2. Improving Deep Neural Networks: Hyperparameter tuning, Regularisation and Optimization 
One of the powerful features of Deep Nets is the ability to learn complex relationship. However, the compromise to this power is the need for many parameters to the algorithm, or hyperparameters, to tune. This course is specifically for tuning hyper paramters. It can be quite dry. The only respite is when the Ng started to touch on Optimisation algorithms. I find this part very interesting, and I get to understand the workings behind when I type things like opt = AdamOptimizer(...) 
3. Structuring Machine Learning Projects 
This is one of the shorter module, and also another drier one. I shall not describe too much about it. The next two courses are the "specialisations" to the course.
4. Convolutional Neural Networks 
Or CovNets for short. It is used for image recognition (or computer vision). Wonder how a security camera is able to pick up faces, verify objects or identify suspicious articles? It is like the works of CovNets. It took me a while to have a fuzzy understanding of this powerful application of Deep Nets.
5. Sequence Models 
What happens if a time dimension is included into data? The data becomes a time series, or sequences. The Recurrent Neural Network is an application of Deep Nets on time series or sequence data.

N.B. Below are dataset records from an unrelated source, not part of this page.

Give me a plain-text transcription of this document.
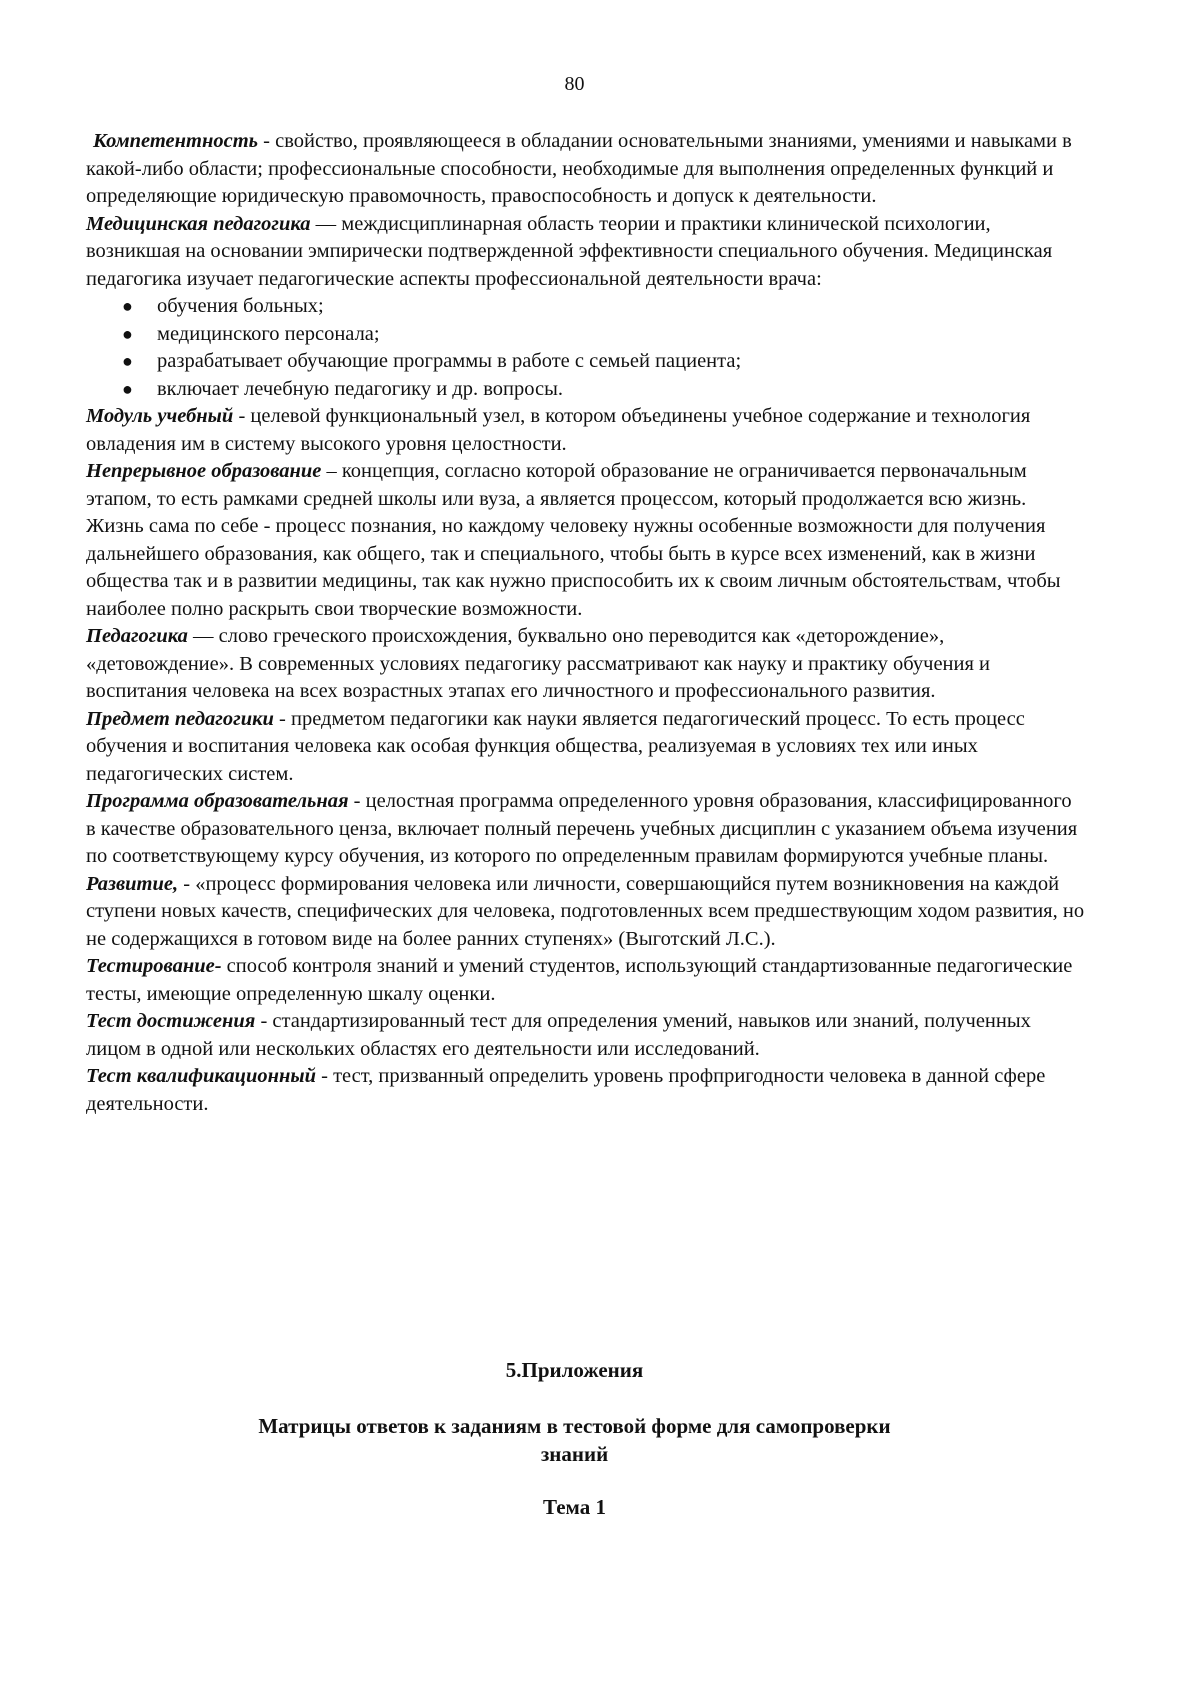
80

Компетентность - свойство, проявляющееся в обладании основательными знаниями, умениями и навыками в какой-либо области; профессиональные способности, необходимые для выполнения определенных функций и определяющие юридическую правомочность, правоспособность и допуск к деятельности.

Медицинская педагогика — междисциплинарная область теории и практики клинической психологии, возникшая на основании эмпирически подтвержденной эффективности специального обучения. Медицинская педагогика изучает педагогические аспекты профессиональной деятельности врача:

● обучения больных;
● медицинского персонала;
● разрабатывает обучающие программы в работе с семьей пациента;
● включает лечебную педагогику и др. вопросы.

Модуль учебный - целевой функциональный узел, в котором объединены учебное содержание и технология овладения им в систему высокого уровня целостности.

Непрерывное образование – концепция, согласно которой образование не ограничивается первоначальным этапом, то есть рамками средней школы или вуза, а является процессом, который продолжается всю жизнь. Жизнь сама по себе - процесс познания, но каждому человеку нужны особенные возможности для получения дальнейшего образования, как общего, так и специального, чтобы быть в курсе всех изменений, как в жизни общества так и в развитии медицины, так как нужно приспособить их к своим личным обстоятельствам, чтобы наиболее полно раскрыть свои творческие возможности.

Педагогика — слово греческого происхождения, буквально оно переводится как «деторождение», «детовождение». В современных условиях педагогику рассматривают как науку и практику обучения и воспитания человека на всех возрастных этапах его личностного и профессионального развития.

Предмет педагогики - предметом педагогики как науки является педагогический процесс. То есть процесс обучения и воспитания человека как особая функция общества, реализуемая в условиях тех или иных педагогических систем.

Программа образовательная - целостная программа определенного уровня образования, классифицированного в качестве образовательного ценза, включает полный перечень учебных дисциплин с указанием объема изучения по соответствующему курсу обучения, из которого по определенным правилам формируются учебные планы.

Развитие, - «процесс формирования человека или личности, совершающийся путем возникновения на каждой ступени новых качеств, специфических для человека, подготовленных всем предшествующим ходом развития, но не содержащихся в готовом виде на более ранних ступенях» (Выготский Л.С.).

Тестирование- способ контроля знаний и умений студентов, использующий стандартизованные педагогические тесты, имеющие определенную шкалу оценки.

Тест достижения - стандартизированный тест для определения умений, навыков или знаний, полученных лицом в одной или нескольких областях его деятельности или исследований.

Тест квалификационный - тест, призванный определить уровень профпригодности человека в данной сфере деятельности.

5.Приложения
Матрицы ответов к заданиям в тестовой форме для самопроверки
знаний
Тема 1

This is also a short course, but a pretty heavy one. It deals with mostly Natural Language Processing (NLP) and Machine Translation. There is also a side project on Jazz music improvisation, which I find interesting too.
The programming exercises are coded in Python using Jupyter Notebooks. They are interesting! Along the way, there will be some opportunity to use Deep Learning frameworks like Keras and Tensorflow. Keras is a "simpler" but less flexible derivative of Tensorflow, by the way.


Take-Away

The reasons I took this specialisation up are:

  1. Deep Learning is a building block of artificial intelligence (AI), a topic which I have grown to be very interested in. I always believe AI is going to provide an opportunity to provide more equity to mankind, if managed properly.
  2. My current work involves in analysis tasks which I think can be automated. With the knowledge of Deep Learning, I believe I can implement/build something, or at least a proof-of-concept, AI-ish to improvement work efficiency. If complicated tasks like image recognition, jazz improvisation, and even translation can be accomplished by Deep Learning, I believe my work can benefit from it too; I do not think the work I do is more complicated than what Deep Learning can accomplish, honestly.
  3. Well, the name "Andrew Ng" has become somewhat a household name for machine learning.

I gained better understanding in Deep Learning and its related concepts. However I come to realise a few "inconvenient"  aspects of learning from online resources, based on my person experience:

  1. In online courses, data are provided - cleaned, transformed and ready to be deployed. In real life, data can be a pain to obtain, let alone clean and validated, which will consume much time.
  2. The application of the concepts, however, requires much self-study is needed to learn about using Keras and Tensorflow. This mirrors much in real life. Stackoverflow remains my best friend.

Nevertheless, the learning continues.